Tim Berners-Lee, MIT:
Rule Interchange Format, or RIF Brings Semantic Web a Step Closer
June 22, 2010
When the World Wide Web
went live in 1991, it consisted of static pages of text connected to
each other by hyperlinks, and that's pretty much what it remained for
years. But from the outset, the Web's inventor, Tim Berners-Lee, had
envisioned a much more sophisticated Web, a so-called Semantic Web,
which wouldn't just store data but would actually know what it meant.
Now an MIT professor, Berners-Lee also directs the World Wide Web
Consortium (W3C), a standards body whose industrial participants include
everybody from Adobe to Yahoo, and which maintains an office at MIT's
Computer Science and Artificial Intelligence Lab. The W3C has just
published a new standard that should help bring the Semantic Web that
much closer to fruition.
If the current Web is like a giant text file - which you can search for
instances of particular words — the Semantic Web would be like a
database, where every item of information is categorized, and new
queries can combine categories in any imaginable way. You could, for
instance, search the Web for a restaurant within a mile of a railway
station in a town with a theater that offers vegetarian lasagna and at
least one lamb dish. And if you wanted the restaurant’s menu, you could
pull up just the menu — not page after page of review sites that
happened to use the word "menu."
But while an ordinary database has categories selected in advance by a
programmer, the Semantic Web is "a database where each person controls
their own data," says Sandro Hawke, systems architect at the World Wide
Web Consortium (W3C). "You have your own parts of the database, so you
can put whatever data out there that you want."

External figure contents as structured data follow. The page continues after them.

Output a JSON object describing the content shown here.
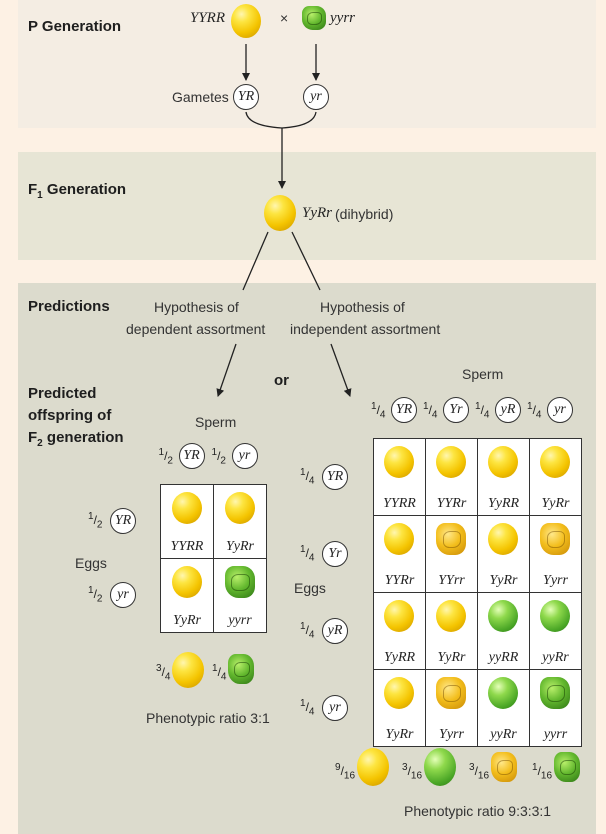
{
  "p_generation": {
    "heading": "P Generation",
    "parent1": "YYRR",
    "cross": "×",
    "parent2": "yyrr",
    "gametes_label": "Gametes",
    "gamete1": "YR",
    "gamete2": "yr"
  },
  "f1_generation": {
    "heading_main": "F",
    "heading_sub": "1",
    "heading_rest": " Generation",
    "genotype": "YyRr",
    "note": "(dihybrid)"
  },
  "predictions": {
    "heading": "Predictions",
    "dependent_line1": "Hypothesis of",
    "dependent_line2": "dependent assortment",
    "or": "or",
    "independent_line1": "Hypothesis of",
    "independent_line2": "independent assortment"
  },
  "offspring_heading": {
    "line1": "Predicted",
    "line2": "offspring of",
    "line3_main": "F",
    "line3_sub": "2",
    "line3_rest": " generation"
  },
  "dependent": {
    "sperm_label": "Sperm",
    "eggs_label": "Eggs",
    "frac_num": "1",
    "frac_den": "2",
    "gametes": [
      "YR",
      "yr"
    ],
    "cells": [
      {
        "genotype": "YYRR",
        "pea": "yellow-round"
      },
      {
        "genotype": "YyRr",
        "pea": "yellow-round"
      },
      {
        "genotype": "YyRr",
        "pea": "yellow-round"
      },
      {
        "genotype": "yyrr",
        "pea": "green-wrinkled"
      }
    ],
    "summary": [
      {
        "num": "3",
        "den": "4",
        "pea": "yellow-round"
      },
      {
        "num": "1",
        "den": "4",
        "pea": "green-wrinkled"
      }
    ],
    "ratio_text": "Phenotypic ratio 3:1"
  },
  "independent": {
    "sperm_label": "Sperm",
    "eggs_label": "Eggs",
    "frac_num": "1",
    "frac_den": "4",
    "gametes": [
      "YR",
      "Yr",
      "yR",
      "yr"
    ],
    "cells": [
      {
        "genotype": "YYRR",
        "pea": "yellow-round"
      },
      {
        "genotype": "YYRr",
        "pea": "yellow-round"
      },
      {
        "genotype": "YyRR",
        "pea": "yellow-round"
      },
      {
        "genotype": "YyRr",
        "pea": "yellow-round"
      },
      {
        "genotype": "YYRr",
        "pea": "yellow-round"
      },
      {
        "genotype": "YYrr",
        "pea": "yellow-wrinkled"
      },
      {
        "genotype": "YyRr",
        "pea": "yellow-round"
      },
      {
        "genotype": "Yyrr",
        "pea": "yellow-wrinkled"
      },
      {
        "genotype": "YyRR",
        "pea": "yellow-round"
      },
      {
        "genotype": "YyRr",
        "pea": "yellow-round"
      },
      {
        "genotype": "yyRR",
        "pea": "green-round"
      },
      {
        "genotype": "yyRr",
        "pea": "green-round"
      },
      {
        "genotype": "YyRr",
        "pea": "yellow-round"
      },
      {
        "genotype": "Yyrr",
        "pea": "yellow-wrinkled"
      },
      {
        "genotype": "yyRr",
        "pea": "green-round"
      },
      {
        "genotype": "yyrr",
        "pea": "green-wrinkled"
      }
    ],
    "summary": [
      {
        "num": "9",
        "den": "16",
        "pea": "yellow-round"
      },
      {
        "num": "3",
        "den": "16",
        "pea": "green-round"
      },
      {
        "num": "3",
        "den": "16",
        "pea": "yellow-wrinkled"
      },
      {
        "num": "1",
        "den": "16",
        "pea": "green-wrinkled"
      }
    ],
    "ratio_text": "Phenotypic ratio 9:3:3:1"
  },
  "colors": {
    "page_bg": "#fdf1e4",
    "band_p": "#f4ede3",
    "band_f1": "#e7e5d5",
    "band_pred": "#dcdbcd",
    "yellow_pea": "#f4c400",
    "green_pea": "#4aa626"
  }
}
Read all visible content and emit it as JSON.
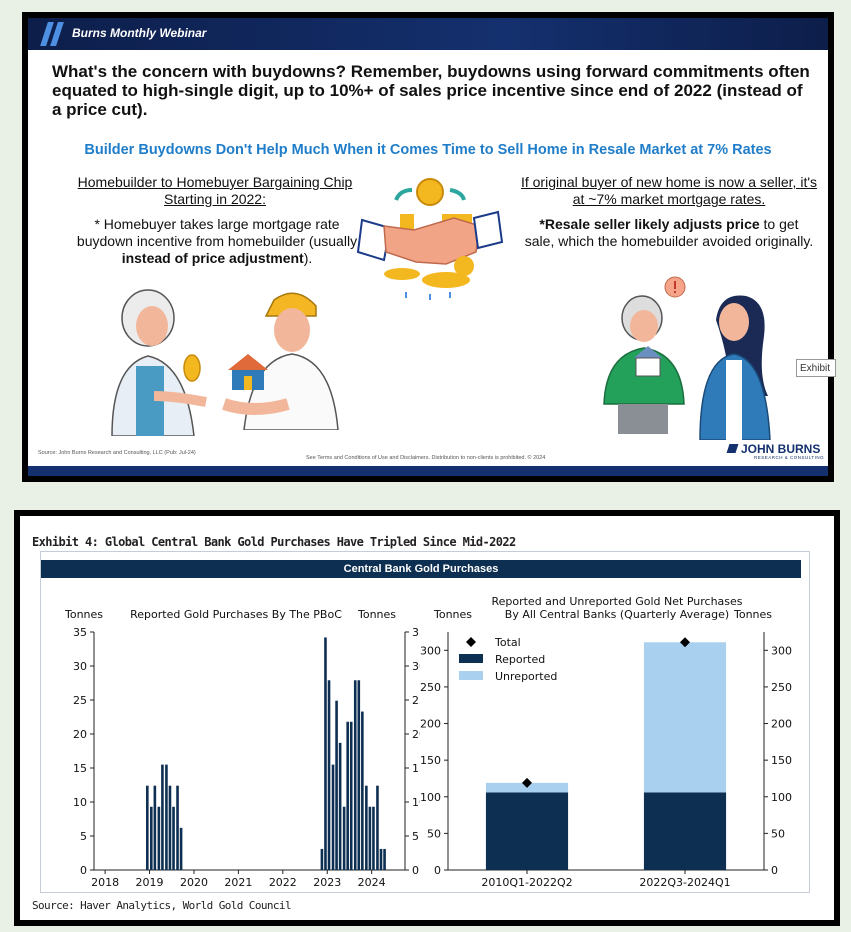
{
  "slide": {
    "header_title": "Burns Monthly Webinar",
    "headline": "What's the concern with buydowns? Remember, buydowns using forward commitments often equated to high-single digit, up to 10%+ of sales price incentive since end of 2022 (instead of a price cut).",
    "subheading": "Builder Buydowns Don't Help Much When it Comes Time to Sell Home in Resale Market at 7% Rates",
    "left_heading": "Homebuilder to Homebuyer Bargaining Chip Starting in 2022:",
    "left_text_before": "* Homebuyer takes large mortgage rate buydown incentive from homebuilder (usually ",
    "left_text_bold": "instead of price adjustment",
    "left_text_after": ").",
    "right_heading": "If original buyer of new home is now a seller, it's at ~7% market mortgage rates.",
    "right_text_bold": "*Resale seller likely adjusts price",
    "right_text_after": " to get sale, which the homebuilder avoided originally.",
    "source": "Source: John Burns Research and Consulting, LLC (Pub: Jul-24)",
    "disclaimer": "See Terms and Conditions of Use and Disclaimers. Distribution to non-clients is prohibited. © 2024",
    "logo": "JOHN BURNS",
    "logo_sub": "RESEARCH & CONSULTING",
    "icons": [
      "handshake-coins-icon",
      "woman-icon",
      "construction-worker-icon",
      "house-icon",
      "seller-man-icon",
      "realtor-woman-icon"
    ]
  },
  "exhibit": {
    "title": "Exhibit 4: Global Central Bank Gold Purchases Have Tripled Since Mid-2022",
    "banner": "Central Bank Gold Purchases",
    "source": "Source: Haver Analytics, World Gold Council",
    "button": "Exhibit"
  },
  "chart_data": [
    {
      "type": "bar",
      "title": "Reported Gold Purchases By The PBoC",
      "ylabel_left": "Tonnes",
      "ylabel_right": "Tonnes",
      "ylim": [
        0,
        35
      ],
      "yticks": [
        0,
        5,
        10,
        15,
        20,
        25,
        30,
        35
      ],
      "xlim": [
        2017.75,
        2024.75
      ],
      "xticks": [
        "2018",
        "2019",
        "2020",
        "2021",
        "2022",
        "2023",
        "2024"
      ],
      "color": "#0d2f52",
      "x": [
        2018.95,
        2019.04,
        2019.12,
        2019.21,
        2019.29,
        2019.38,
        2019.46,
        2019.54,
        2019.63,
        2019.71,
        2022.88,
        2022.96,
        2023.04,
        2023.13,
        2023.21,
        2023.29,
        2023.38,
        2023.46,
        2023.54,
        2023.63,
        2023.71,
        2023.79,
        2023.88,
        2023.96,
        2024.04,
        2024.13,
        2024.21,
        2024.29
      ],
      "values": [
        12.4,
        9.3,
        12.4,
        9.3,
        15.5,
        15.5,
        12.4,
        9.3,
        12.4,
        6.2,
        3.1,
        34.2,
        27.9,
        15.5,
        24.9,
        18.7,
        9.3,
        21.8,
        21.8,
        27.9,
        27.9,
        23.3,
        12.4,
        9.3,
        9.3,
        12.4,
        3.1,
        3.1
      ]
    },
    {
      "type": "bar",
      "stacked": true,
      "title": "Reported and Unreported Gold Net Purchases By All Central Banks (Quarterly Average)",
      "ylabel_left": "Tonnes",
      "ylabel_right": "Tonnes",
      "ylim": [
        0,
        325
      ],
      "yticks": [
        0,
        50,
        100,
        150,
        200,
        250,
        300
      ],
      "categories": [
        "2010Q1-2022Q2",
        "2022Q3-2024Q1"
      ],
      "series": [
        {
          "name": "Reported",
          "values": [
            106,
            106
          ],
          "color": "#0d2f52"
        },
        {
          "name": "Unreported",
          "values": [
            13,
            205
          ],
          "color": "#a9d0ee"
        }
      ],
      "total": {
        "name": "Total",
        "values": [
          119,
          311
        ]
      },
      "legend": "top-left"
    }
  ]
}
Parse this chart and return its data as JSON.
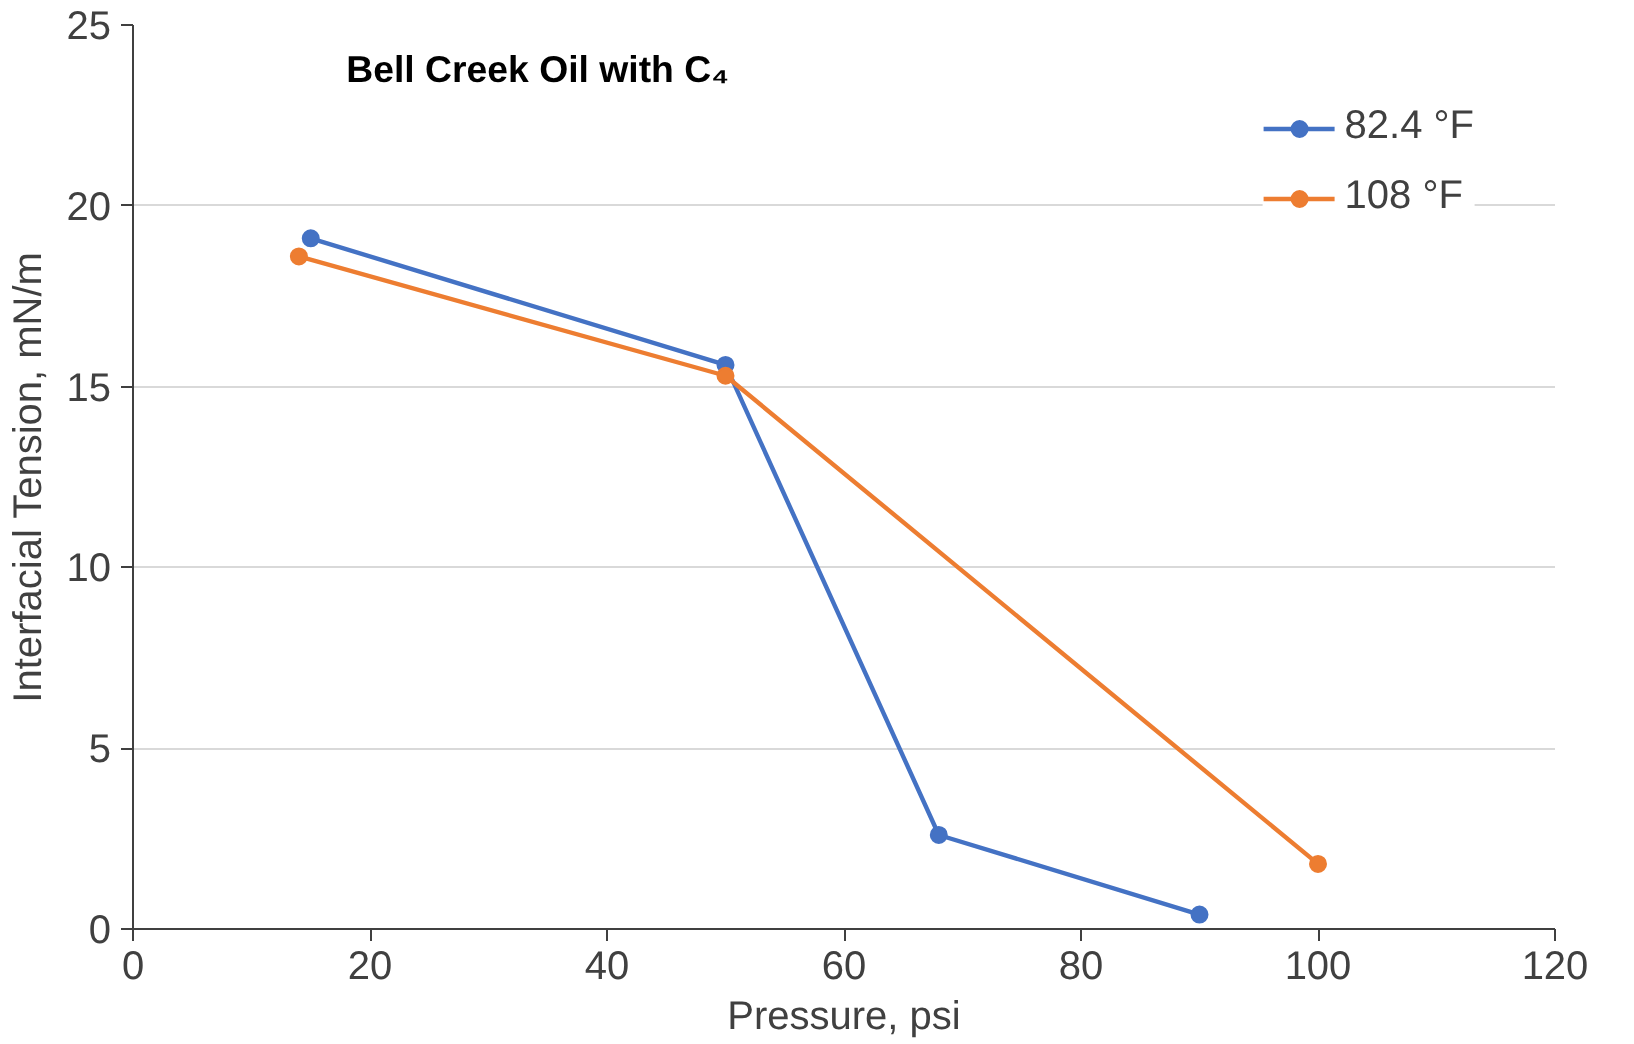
{
  "chart_data": {
    "type": "line",
    "title": "Bell Creek Oil with C₄",
    "xlabel": "Pressure, psi",
    "ylabel": "Interfacial Tension, mN/m",
    "series": [
      {
        "name": "82.4 °F",
        "color": "#4472c4",
        "x": [
          15,
          50,
          68,
          90
        ],
        "values": [
          19.1,
          15.6,
          2.6,
          0.4
        ]
      },
      {
        "name": "108 °F",
        "color": "#ed7d31",
        "x": [
          14,
          50,
          100
        ],
        "values": [
          18.6,
          15.3,
          1.8
        ]
      }
    ],
    "xlim": [
      0,
      120
    ],
    "xticks": [
      0,
      20,
      40,
      60,
      80,
      100,
      120
    ],
    "ylim": [
      0,
      25
    ],
    "yticks": [
      0,
      5,
      10,
      15,
      20,
      25
    ],
    "grid": "y",
    "legend": "top right",
    "marker": "circle",
    "line_style": "solid"
  }
}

A giant networked database where people control their own data has
obvious advantages: huge numbers of people can contribute to it, and
they can ensure that their contributions aren't categorized or recorded
incorrectly. But it also has an obvious disadvantage: There's no
guarantee that people will organize and label their data in a uniform
To take a simple example, suppose that two nearby medical clinics put
their staff lists online. Semantic Web technologies would allow the
clinics to categorize the information in the lists. But suppose that one
clinic chose to label the surnames of its doctors "surname," and the
other clinic chose the label "last name." A Web search that listed local
doctors by "surname" might not pick up those labeled "last name," and
In fact, an existing Semantic Web standard, the Web Ontology Language,
solves this problem. The language gives programmers a way to specify
that, for instance, "last name," "surname," and maybe "family name" or
just "last" indicate the same types of data.
The case for rules
But what if a third clinic, while still adopting Semantic Web
technology, chooses to dump first names, last names, and middle initials
into a single category, labeled "name"? A direct mapping of category to
category will no longer work. Instead, unifying the data on different
sites requires a rule, such as, Put everything up to the first space
character in "first name," anything after the last space character in
"last name," and anything else in "middle."
The newly released Semantic Web standard is called the Rule Interchange
Format, or RIF, and it gives Web programmers a way to write rules for
translating between data on different sites. But that's not the only
purpose rules serve on the Web. For instance, Hawke points out, an
online Web retailer might offer customers free shipping if their total
purchases exceed some threshold in a given time period; but the
retailer's Web servers might store no data about its customers other
than individual invoices. The code for sifting through the invoices and
determining whether to offer the discount is another example of a rule.
"Part of the standards game is to have these very different use cases
around the same table and then get one standard that can be used in all
these different pieces of software," Hawke says.
the RIF standard becomes widely adopted, it's likely to go unnoticed by
most Internet users. The Web is already replete with pages that
aggregate data from other sites: A personalized Google home page, for
instance, might include headlines from several different news sources,
weather reports from yet another site, and stock prices from still
another. When such content aggregators are already popular online
destinations, it can be hard to convey exactly what the advantage of a
Semantic Web would be. But as Hawke puts it, "You can always build
something to aggregate data you already know about"; what the Semantic
Web offers is a way to aggregate data you don't already know about. A
small site that lists weekend events in a particular neighborhood, for
instance, could retrieve data from sources that didn't even exist when
it was built, as long as they categorized their data according to
Semantic Web standards.
Although it has been nearly 20 years since Berners-Lee launched the
first website, if his original idea finally comes to fruition, "it'll
happen so quickly that no one will know," Hawke says. "They'll just
notice the Internet doing more cool things."